LA PAZ EN LO ORDINARIO

En un mundo donde pareciera que sólo lo extraordinario cuenta, detenerse a apreciar de forma honesta lo ordinario es casi casi un acto revolucionario. Nuestra mente suele estar tan saturada de millones de ideas, planes, preocupaciones, compromisos y actividades que prácticamente se queda inmune ante la maravilla de una simple luna llena a las siete de la tarde o del crujir de las hojas secas en los pasos de noviembre.

Cuando veo filosofías que en los últimos años se han querido abrir paso en la narrativa universal para instalarse en la vida cotidiana como el minimalismo, el mindfulness o el slow ______ (fashion-cooking-living-working-blogging-o pónganle lo que quieran) recuerdo la urgencia de una contracorriente que venga a ponerle pausa a esta carrera frenética por hacer más, concentrarse más, aprender más para ser más, competir más, conseguir más. ¿No estamos exhaustos? ¿No queremos que este tren pare ya y pedir el “kins” al que recurríamos de chicos en las carreras cuando nos faltaba el aire?

Atender a esos instantes cotidianos que parecen haber perdido importancia es el “kins” de este siglo, como detenerte en cada sitio donde tu hijo de cuatro años te lo pida porque hubo algo que le interesó (e interesarte con él), sentarte en la mesa para tomarte el café a conciencia (ajá, sin hacer ninguna cosa más) o invertir el doble de tiempo para picar la verdura de la sopa simplemente para experimentar con frenesí los olores y las texturas.

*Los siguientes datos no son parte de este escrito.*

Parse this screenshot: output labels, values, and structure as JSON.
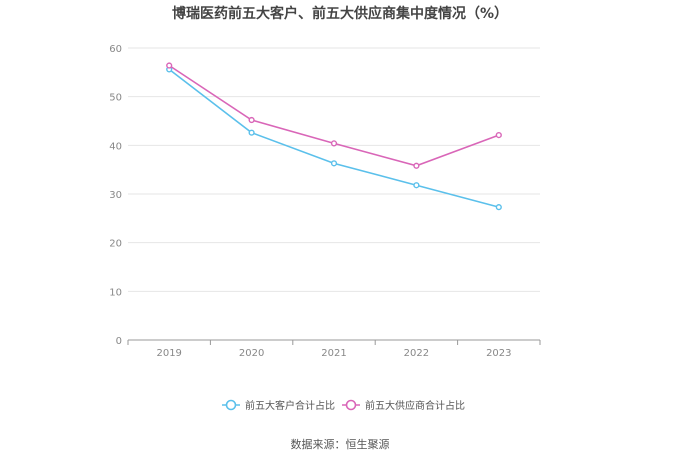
{
  "chart_data": {
    "type": "line",
    "title": "博瑞医药前五大客户、前五大供应商集中度情况（%）",
    "categories": [
      "2019",
      "2020",
      "2021",
      "2022",
      "2023"
    ],
    "series": [
      {
        "name": "前五大客户合计占比",
        "values": [
          55.6,
          42.6,
          36.3,
          31.8,
          27.3
        ]
      },
      {
        "name": "前五大供应商合计占比",
        "values": [
          56.4,
          45.2,
          40.4,
          35.8,
          42.1
        ]
      }
    ],
    "yticks": [
      "0",
      "10",
      "20",
      "30",
      "40",
      "50",
      "60"
    ],
    "ylim": [
      0,
      60
    ],
    "grid": true,
    "legend": "bottom",
    "colors": {
      "series_0": "#5bc0eb",
      "series_1": "#d966b8",
      "grid": "#e6e6e6",
      "axis": "#999999"
    }
  },
  "footer": {
    "source": "数据来源：恒生聚源"
  }
}
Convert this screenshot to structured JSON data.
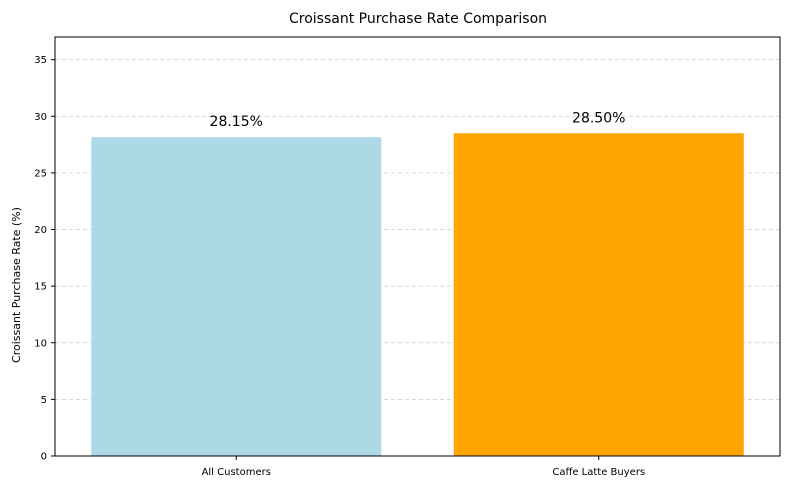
{
  "chart_data": {
    "type": "bar",
    "title": "Croissant Purchase Rate Comparison",
    "xlabel": "",
    "ylabel": "Croissant Purchase Rate (%)",
    "categories": [
      "All Customers",
      "Caffe Latte Buyers"
    ],
    "values": [
      28.15,
      28.5
    ],
    "data_labels": [
      "28.15%",
      "28.50%"
    ],
    "colors": [
      "#add8e6",
      "#ffa500"
    ],
    "ylim": [
      0,
      37
    ],
    "yticks": [
      0,
      5,
      10,
      15,
      20,
      25,
      30,
      35
    ],
    "grid": "y-dashed",
    "legend": "none"
  }
}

Pareciera que detalles como éstos han pedido importancia porque, al fin y al cabo, no son redituables, no se traducen en incrementos en las ventas ni en likes en el instagram. Pero la belleza de cada uno de ellos está en que son precisamente los que alimentan los espacios entre triunfo y triunfo, entre un logro y el siguiente. Esos momentos que se repiten dos, tres, cuatro o veinte veces en un día, que su condición de lugares comunes los vuelven casi casi imperceptibles, son muchas veces en donde podemos refugiarnos para gozar de un minuto de pausa y de respiro.

El calor en las palmas de mis manos al tomar de la “panza” la taza de té caliente, los cinco o seis “buenos días” de las personas que veo pasar en mi caminata matutina, el sabor ácido y dulzón en la boca de mi pan de centeno favorito, los malabares del chico de rastas que se gana la vida en un crucero del boulevard, las treinta veces que subo y bajo la escalera de mi casa, el olor de la tierra mojada cuando riego el jardín al atardecer… son algunas de las miles de oportunidades que nos da el espíritu en cada jornada para conectar con él y sentirnos otra vez en paz.

La próxima vez que te sientas presa del estrés o la ansiedad, busca un hormiguero y observa el vaivén de las inquilinas durante unos quince minutos y observa qué sucede en tu interior. Cambia el hormiguero por tu canción favorita en spotify, diez páginas de ese libro que dejaste a medias o una llamada a un ser querido. La belleza de la cotidianidad es que es igualmente sanadora en cualquiera de sus manifestaciones.